I know many single moms who work night and day to keep their heads above water.  Sure, they'd love to go to the gym in the mornings, lunch with the other moms in the afternoons, produce fabulous crafts, decorate and redecorate their living rooms, throw creative birthday parties, and help with the math homework in the evenings.  But, as the sole wage-earners in their families, they cannot.  There are no lifestyle choices, no compromises, and no balancing acts.  It's not about self-respect, professional fulfillment, or pride.  It's about getting from one day to the next in one piece.

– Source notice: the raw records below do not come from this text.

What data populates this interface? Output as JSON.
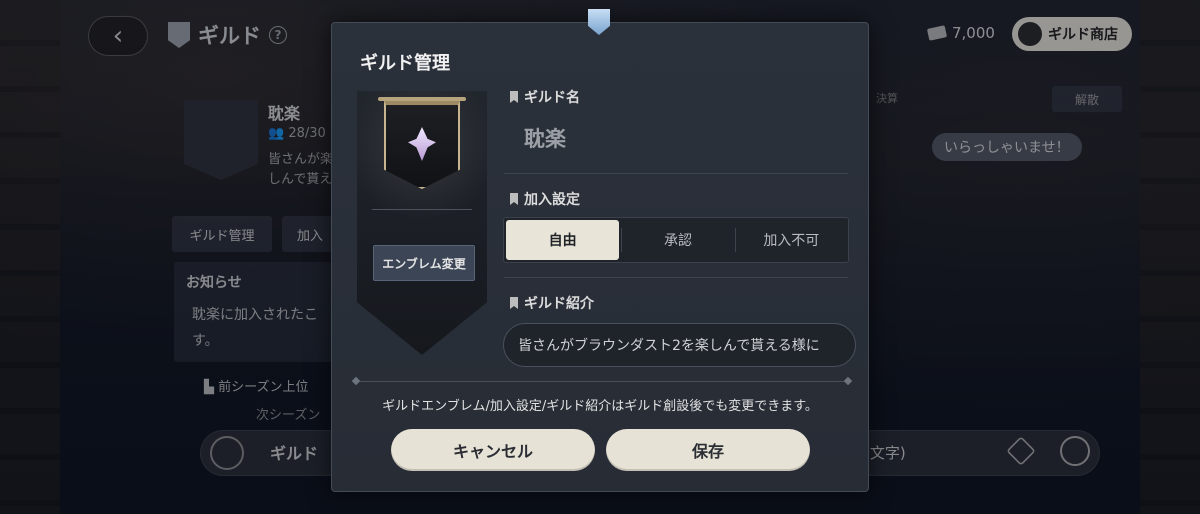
{
  "header": {
    "title": "ギルド",
    "currency_amount": "7,000",
    "shop_label": "ギルド商店"
  },
  "background": {
    "guild_name": "耽楽",
    "member_count": "28/30",
    "description": "皆さんが楽しんで貰え",
    "tabs": [
      "ギルド管理",
      "加入"
    ],
    "notice_title": "お知らせ",
    "notice_body": "耽楽に加入されたこす。",
    "season_text": "前シーズン上位",
    "season_next": "次シーズン",
    "chat_label": "ギルド",
    "chat_count": ")文字)",
    "right_label": "決算",
    "right_button": "解散",
    "welcome_message": "いらっしゃいませ！"
  },
  "modal": {
    "title": "ギルド管理",
    "emblem_change_label": "エンブレム変更",
    "name_label": "ギルド名",
    "name_value": "耽楽",
    "join_label": "加入設定",
    "join_options": [
      "自由",
      "承認",
      "加入不可"
    ],
    "join_selected": "自由",
    "intro_label": "ギルド紹介",
    "intro_value": "皆さんがブラウンダスト2を楽しんで貰える様に",
    "footer_note": "ギルドエンブレム/加入設定/ギルド紹介はギルド創設後でも変更できます。",
    "cancel_label": "キャンセル",
    "save_label": "保存"
  },
  "colors": {
    "modal_bg": "#2b313b",
    "button_bg": "#e7e2d6",
    "accent": "#9cc7ef"
  }
}
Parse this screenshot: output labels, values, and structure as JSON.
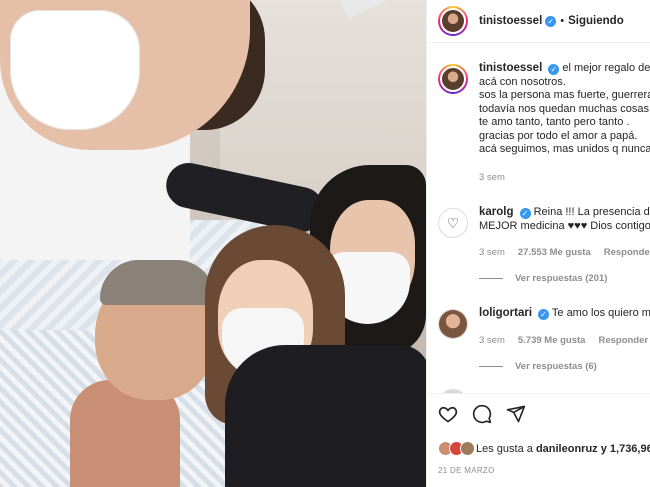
{
  "post": {
    "username": "tinistoessel",
    "follow_label": "Siguiendo",
    "separator": "•",
    "caption_lines": [
      "el mejor regalo de cu",
      "acá con nosotros.",
      "sos la persona mas fuerte, guerrera",
      "todavía nos quedan muchas cosas p",
      "te amo tanto, tanto pero tanto .",
      "gracias por todo el amor a papá.",
      "acá seguimos, mas unidos q nunca"
    ],
    "caption_time": "3 sem"
  },
  "comments": [
    {
      "username": "karolg",
      "lines": [
        "Reina !!! La presencia de la",
        "MEJOR medicina ♥♥♥ Dios contigo"
      ],
      "time": "3 sem",
      "likes": "27.553 Me gusta",
      "reply_label": "Responder",
      "view_replies": "Ver respuestas (201)"
    },
    {
      "username": "loligortari",
      "lines": [
        "Te amo los quiero mu"
      ],
      "time": "3 sem",
      "likes": "5.739 Me gusta",
      "reply_label": "Responder",
      "view_replies": "Ver respuestas (6)"
    }
  ],
  "footer": {
    "likes_prefix": "Les gusta a ",
    "liked_by": "danileonruz",
    "likes_suffix": " y 1,736,96",
    "date": "21 DE MARZO"
  },
  "icons": [
    "like-icon",
    "comment-icon",
    "share-icon",
    "verified-icon"
  ],
  "colors": {
    "verified": "#3897f0",
    "muted": "#8e8e8e",
    "text": "#262626"
  }
}
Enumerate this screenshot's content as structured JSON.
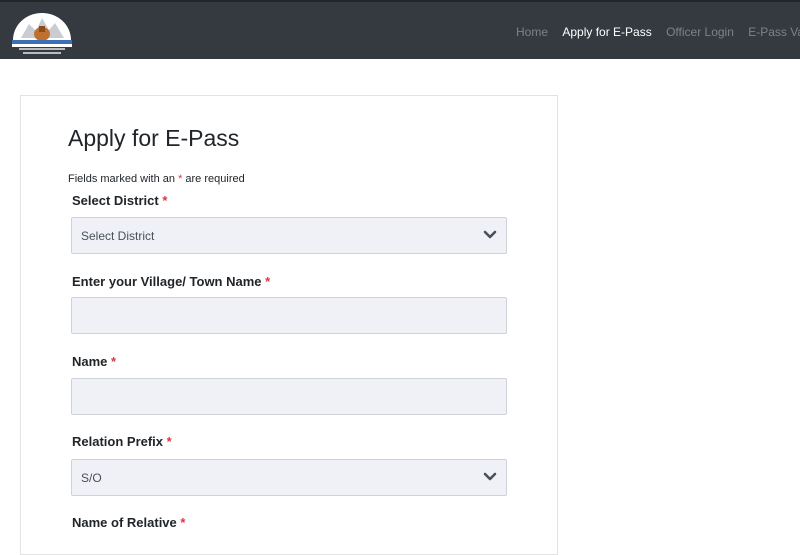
{
  "nav": {
    "items": [
      {
        "label": "Home",
        "active": false
      },
      {
        "label": "Apply for E-Pass",
        "active": true
      },
      {
        "label": "Officer Login",
        "active": false
      },
      {
        "label": "E-Pass Validit",
        "active": false
      }
    ]
  },
  "form": {
    "title": "Apply for E-Pass",
    "note_prefix": "Fields marked with an",
    "note_star": "*",
    "note_suffix": "are required",
    "fields": [
      {
        "label": "Select District",
        "star": "*",
        "type": "select",
        "value": "Select District"
      },
      {
        "label": "Enter your Village/ Town Name",
        "star": "*",
        "type": "text",
        "value": ""
      },
      {
        "label": "Name",
        "star": "*",
        "type": "text",
        "value": ""
      },
      {
        "label": "Relation Prefix",
        "star": "*",
        "type": "select",
        "value": "S/O"
      },
      {
        "label": "Name of Relative",
        "star": "*",
        "type": "text",
        "value": ""
      }
    ]
  },
  "colors": {
    "navbar": "#343a40",
    "required": "#dc3545",
    "input_bg": "#eff1f6"
  },
  "icons": {
    "logo": "emblem-logo-icon",
    "dropdown": "chevron-down-icon"
  }
}
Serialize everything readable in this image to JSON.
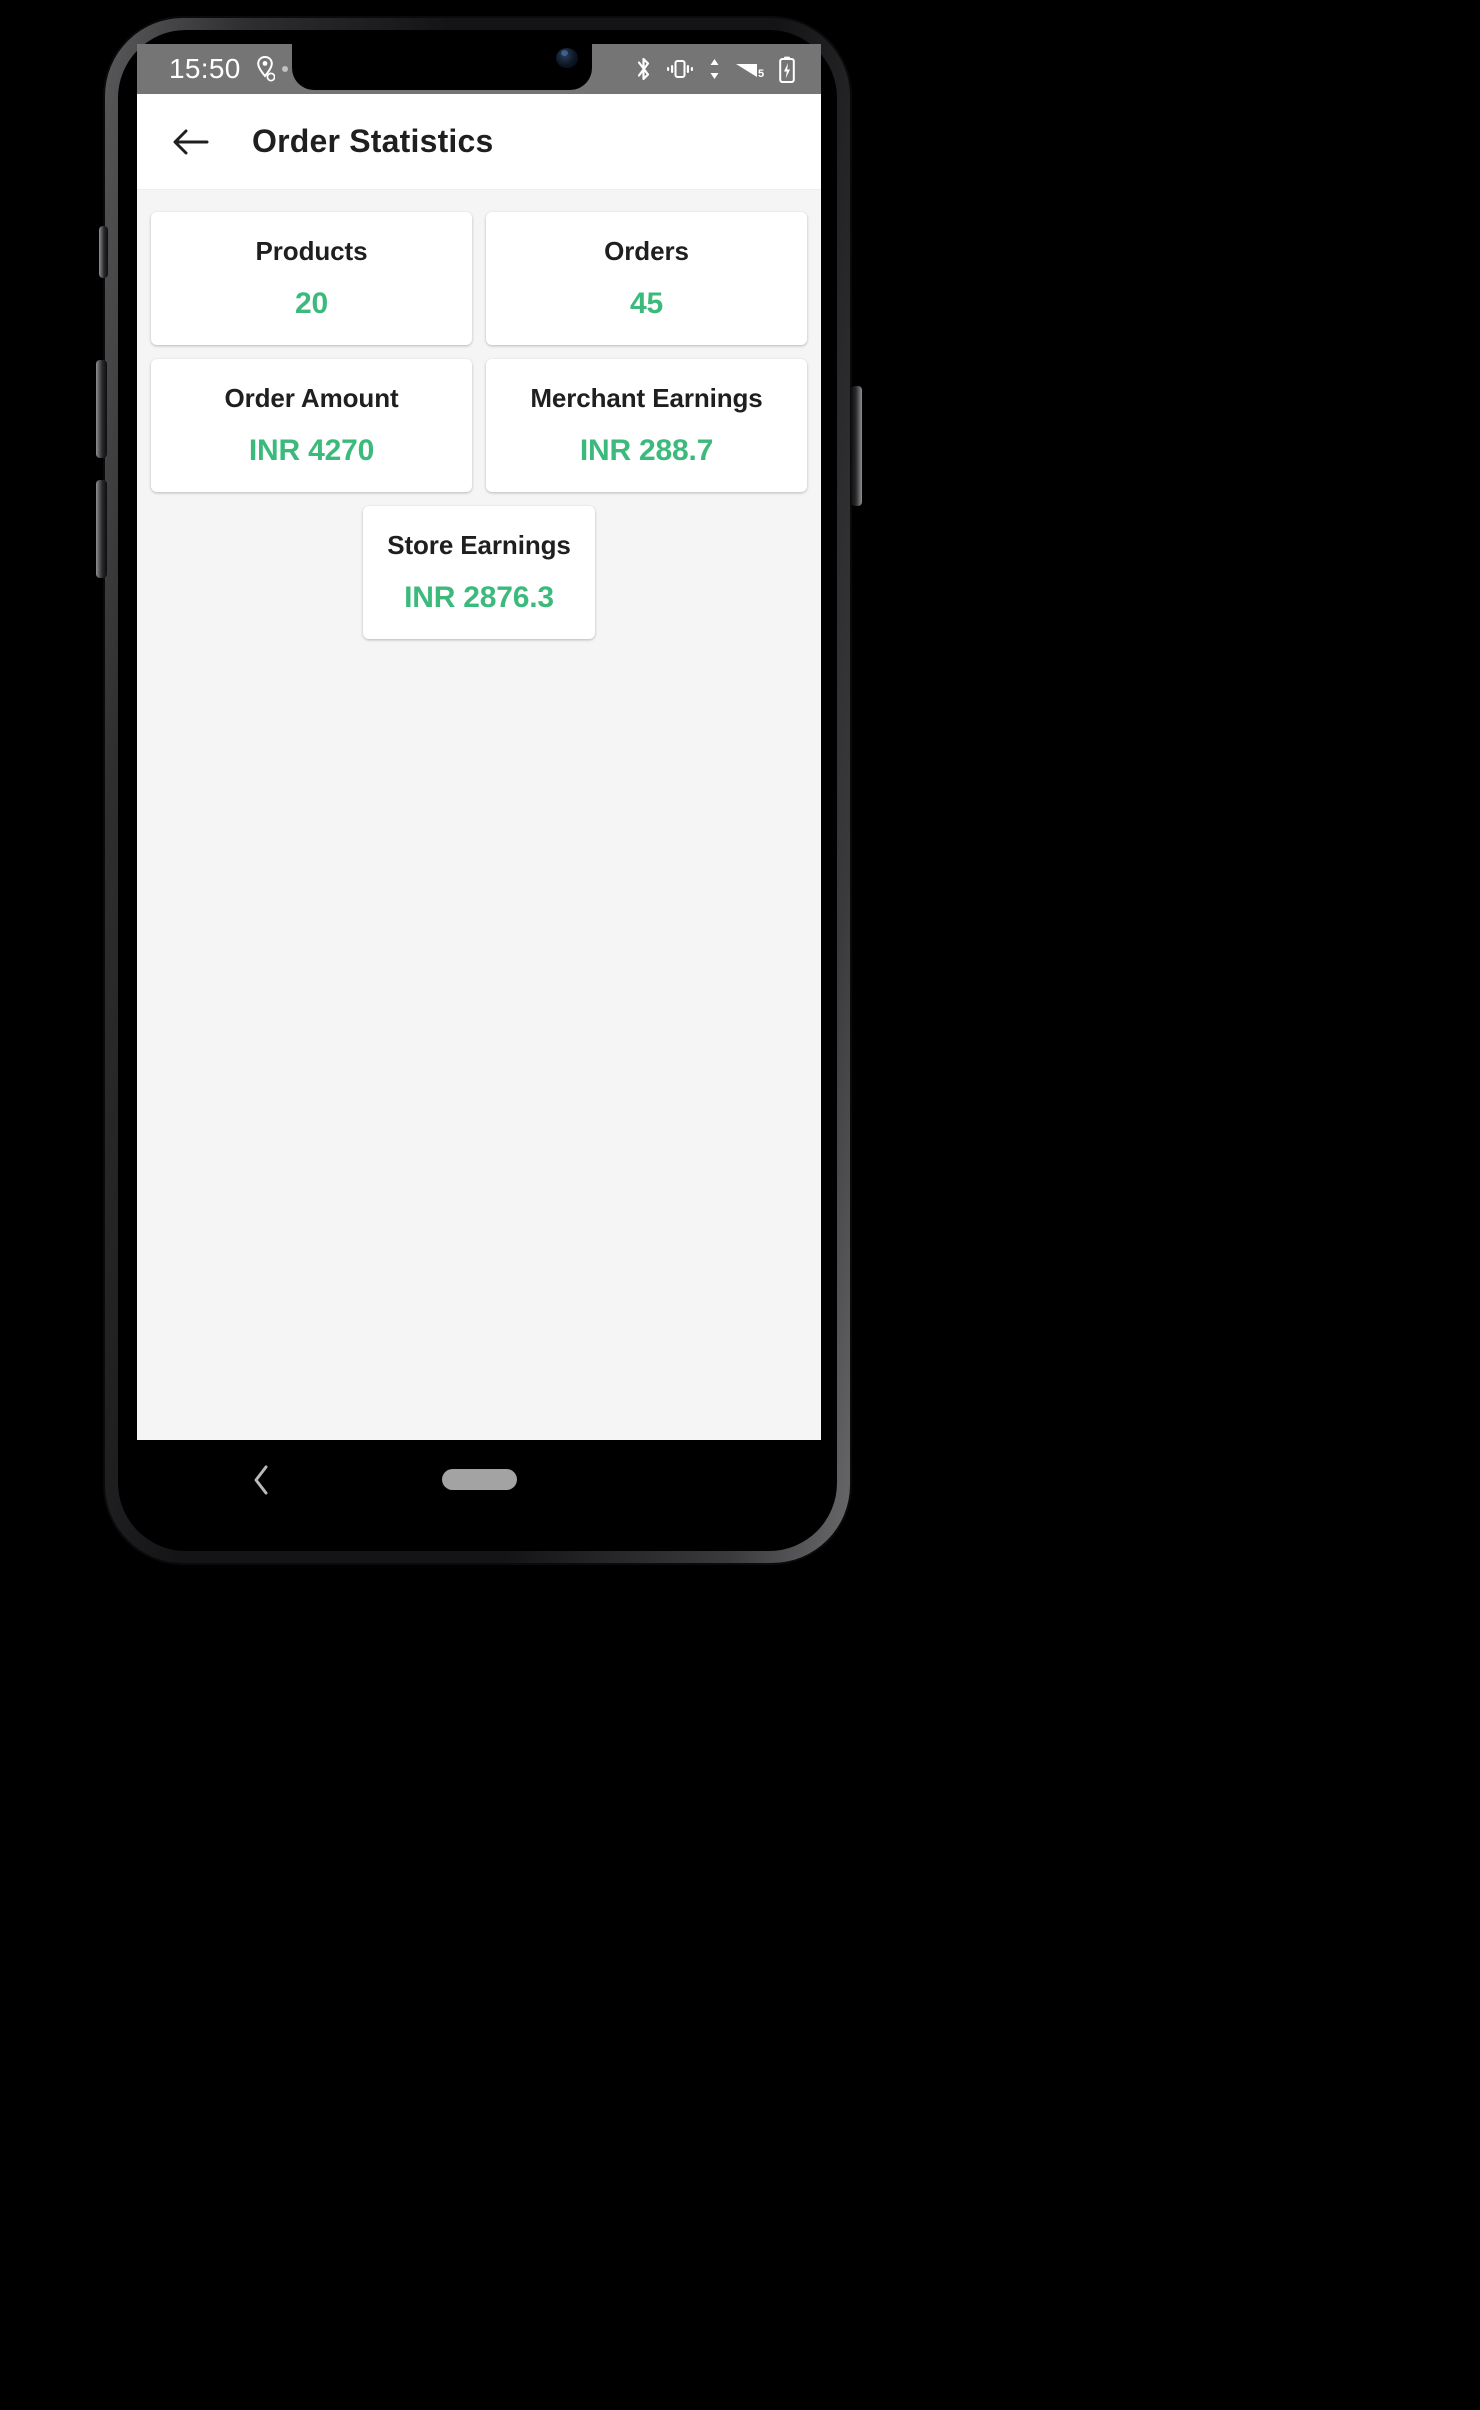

Mothers in the most demanding professions are still, sadly enough, an aberration.  The moment we become parents, we lose professional ground because, as Alexandra Bradner points out in one of the better essays in TORN,

Our professional worlds - replete with late nights, weekends, and the general expectation of ever-readiness - are structured on the assumption that everyone has a stay-at-home wife.  Our most demanding work - toward tenure, partner, director, or VP - occurs during the average six years we spend pregnant, breastfeeding, and chasing after toddlers.  Most of our fields have no reentry culture.

I have been through the void where my field's "reentry culture" should have been.  (See my reentry blog post here.)  I have been offered inappropriate positions at unacceptable pay, and told that the limited hours I need were a fair trade for menial work.  When I am spotted fleeing the office at 5 PM, hours before my colleagues, people shake their heads and say, "She has three kids."  And with those four words, people suddenly think they understand volumes about me, my life, my professional ambitions, and my choices.  I would counter that they actually know very little.

Lisa Belkin's thoughtful reader pointed out, very accurately, that defining motherhood as a "choice" is an insidious way of marginalizing women.  It is a way of classifying us as serious or not serious, based on the circumstances of our lives (which are often beyond our control).  Men are not judged in the same way.  A day will come, hopefully during the lifetimes of my daughters, when women who are educated and empowered in the same way as men will also be judged in the same way.  That day is not here yet, but it is on its way.